Ondanks deze beperkingen draagt dit onderzoek bij aan de ontwikkeling van evidencebased, gestandaardiseerde groepsactiviteiten. In deze studie werd een nieuwe psychosociale interventie onderzocht. De positieve resultaten van de Veder Methode op gedrag, aspecten van stemming, spraak en sociale betrokkenheid tijdens en na de interventies illustreren het belang van het organiseren van groepsactiviteiten in verpleeghuizen. Onze resultaten suggereren een meerwaarde van de huiskamervoorstellingen volgens de Veder Methode aangeboden door professionele acteurs in vergelijking met huiskamervoorstellingen en reminiscentieactiviteiten verzorgd door hiervoor getrainde zorgverleners. Gezien de uitkomsten van het onderzoek zal er gereflecteerd moeten worden op de wijze van implementatie van de methode in de zorgpraktijk: voor een effectieve toepassing zouden enerzijds acteurs (in opleiding) kunnen worden ingezet, anderzijds zouden zorgverleners in de gelegenheid kunnen worden gesteld zich (verder) te bekwamen in de uitvoering van de methode. In het laatste geval lijken (‘acteer-’ c.q. uitvoerings) kwaliteitscriteria wenselijk, en is het belangrijk dat zorgverleners ondersteund worden vanuit het management bij de organisatie van huiskamervoorstellingen. Ook adviseren wij onderzoek met een grotere steekproef om de effecten van de huiskamervoorstellingen zoals uitgevoerd door professionele acteurs verder te onderzoeken.

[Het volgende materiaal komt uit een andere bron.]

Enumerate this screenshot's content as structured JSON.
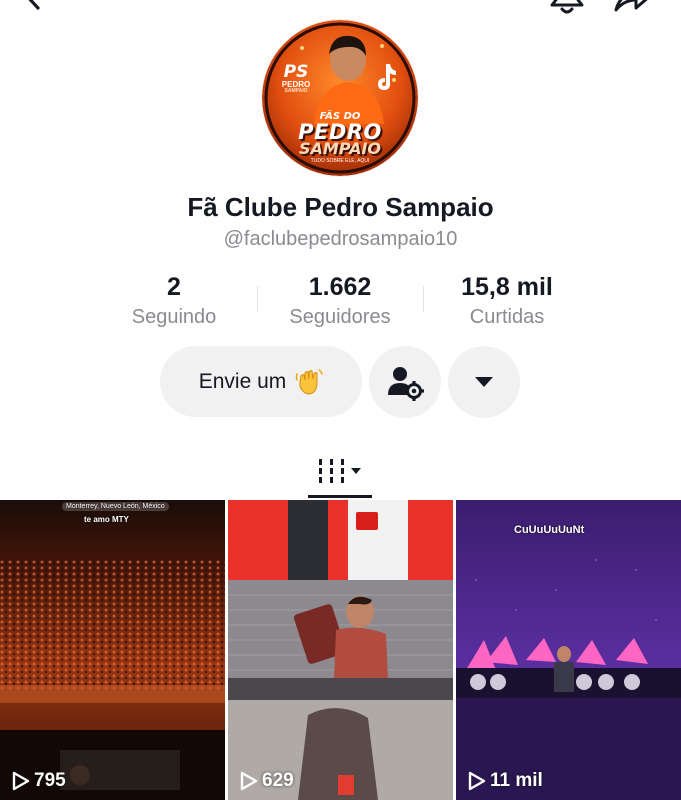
{
  "profile": {
    "name": "Fã Clube Pedro Sampaio",
    "username": "@faclubepedrosampaio10",
    "avatar": {
      "logo_text": "PS",
      "logo_sub": "PEDRO",
      "logo_sub2": "SAMPAIO",
      "line1": "FÃS DO",
      "line2": "PEDRO",
      "line3": "SAMPAIO",
      "tagline": "TUDO SOBRE ELE, AQUI"
    }
  },
  "stats": {
    "following": {
      "value": "2",
      "label": "Seguindo"
    },
    "followers": {
      "value": "1.662",
      "label": "Seguidores"
    },
    "likes": {
      "value": "15,8 mil",
      "label": "Curtidas"
    }
  },
  "actions": {
    "message_label": "Envie um"
  },
  "videos": [
    {
      "views": "795",
      "location_text": "Monterrey, Nuevo León, México",
      "caption": "te amo MTY"
    },
    {
      "views": "629"
    },
    {
      "views": "11 mil",
      "caption": "CuUuUuUuNt"
    }
  ],
  "colors": {
    "text_primary": "#161823",
    "text_secondary": "#8a8b91",
    "button_bg": "#f1f1f2",
    "avatar_orange": "#f05a16"
  },
  "icons": {
    "back": "chevron-left-icon",
    "notifications": "bell-icon",
    "share": "share-arrow-icon",
    "wave": "waving-hand-icon",
    "user_settings": "user-settings-icon",
    "more": "caret-down-icon",
    "videos_tab": "grid-bars-icon",
    "views": "play-icon"
  }
}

Een andere aanbeveling is om verder onderzoek te doen naar de uitvoering van huiskamervoorstellingen door (inmiddels) meer ervaren zorgverleners die werken op afdelingen waar de huiskamervoorstellingen in de gebruikelijke zorg zijn opgenomen. Ook zou onderzocht moeten worden of de Veder Methode als benaderingswijze c.q. communicatiemethode voor zorgverleners effectief geïntegreerd kan worden in de individuele 24-uurszorg. Uit een onderzoek naar de implementatie van de Veder Methode op psychogeriatrische afdelingen kwam naar voren dat de Veder Methode (ook) als zeer bruikbaar wordt geacht in het een-op-een contact in de 24-uurszorg. Een laatste aanbeveling is daarom onderzoek te doen naar de haalbaarheid en effectiviteit van de toepassing van elementen uit de Veder Methode in de 24-uurs dementiezorg. Stichting Theater Veder treft momenteel voorbereidingen voor een dergelijk implementatietraject. In een implementatieonderzoek, uitgevoerd door het VU medisch centrum (EMGO+) in samenwerking met Hogeschool InHolland en de Universiteit van Amsterdam (AsCOR), zal de haalbaarheid en effectiviteit van deze implementatie in de 24-uurszorg de komende jaren worden geëvalueerd.
Dankbetuigingen
We danken alle deelnemers en hun wettelijk vertegenwoordigers, evenals het personeel van de verpleeghuizen, voor hun medewerking aan het onderzoek. Ook danken we de leden van de begeleidingscommissie voor hun waardevolle adviezen bij de opzet en uitvoering van deze studie. Dit onderzoek werd gefinancierd door het Ministerie van Volksgezondheid,Welzijn en Sport (Transitieprogramma in de Langdurende Zorg) en VitaValley.